Портреты родственников, о которых Вадим ничего и не знал, смотрели с укоризной и превосходством, внушая трепет и благоговение. Он и представить себе не мог, что в его роду по отцовской линии, были  потомственные дворяне, содержатели доходных домов, и все они сгинули «под красной волной», накрывшей Россию в начале двадцатого века. На глаза накатывала горечь утраты, Вадиму казалось, что его обокрали.

Чувствуя настроение племянника, Марго открывала старинную книгу. Где между страниц хранился, дышавший на ладан своей ветхостью, вот-вот готовый рассыпаться от любого прикосновения рисунок с красным танцующим вприсядку петухом в полосатых шароварах и лаптях, с двумя головами лысой – Ленина и усатой – Сталина.

Сквозь слёзы Вадим смеялся, не сознавая того, что как рисунок мог рассмешить сейчас, так же он мог, в своё время, убить, стереть с лица земли любого – сотворившего, хранившего и смотревшего на него. Спустя время, «злые чары» рассеялись, и листок потускнел, потеряв навсегда магическую силу – убивать. Человек же – высшее создание земной природы не теряет эту силу никогда.

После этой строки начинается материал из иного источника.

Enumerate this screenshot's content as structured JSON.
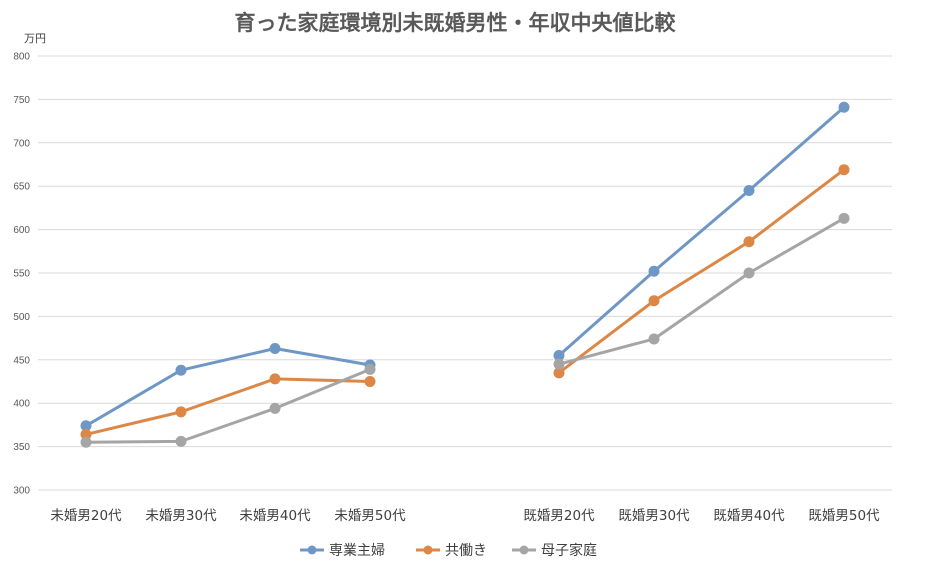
{
  "chart_data": {
    "type": "line",
    "title": "育った家庭環境別未既婚男性・年収中央値比較",
    "ylabel": "万円",
    "xlabel": "",
    "ylim": [
      300,
      800
    ],
    "yticks": [
      300,
      350,
      400,
      450,
      500,
      550,
      600,
      650,
      700,
      750,
      800
    ],
    "grid": true,
    "legend_position": "bottom",
    "groups": [
      {
        "categories": [
          "未婚男20代",
          "未婚男30代",
          "未婚男40代",
          "未婚男50代"
        ],
        "series": [
          {
            "name": "専業主婦",
            "values": [
              374,
              438,
              463,
              444
            ]
          },
          {
            "name": "共働き",
            "values": [
              364,
              390,
              428,
              425
            ]
          },
          {
            "name": "母子家庭",
            "values": [
              355,
              356,
              394,
              439
            ]
          }
        ]
      },
      {
        "categories": [
          "既婚男20代",
          "既婚男30代",
          "既婚男40代",
          "既婚男50代"
        ],
        "series": [
          {
            "name": "専業主婦",
            "values": [
              455,
              552,
              645,
              741
            ]
          },
          {
            "name": "共働き",
            "values": [
              435,
              518,
              586,
              669
            ]
          },
          {
            "name": "母子家庭",
            "values": [
              445,
              474,
              550,
              613
            ]
          }
        ]
      }
    ],
    "legend": [
      {
        "name": "専業主婦",
        "color": "#6f97c6"
      },
      {
        "name": "共働き",
        "color": "#dd8747"
      },
      {
        "name": "母子家庭",
        "color": "#a5a5a5"
      }
    ]
  }
}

И всё бы хорошо, но в гостиной тёткиного дома Вадим чувствовал себя порой неуютно. В присутствии Марго ничего не происходило, но стоило остаться одному  – в комнату лучше не входи. Вадим ощущал даже спиной, преследовавший взгляд. Энергетическая атака исходила от одного из портретов, висевших на стене. Старая фотография в раме выделялась среди остальных. Изображён на ней был безбородый мужчина с вытянутым лицом и острым подбородком.  Высокий лоб пробороздили глубокие морщины, такие же они пролегли и около тонких губ, придавая лицу брезгливое и недовольное выражение. Но главное – глаза. Серые, они казались живыми и смотрели на Вадима в упор в любой точке комнаты, где бы он ни находился. От пристального взгляда давно умершего человека становилось жутко.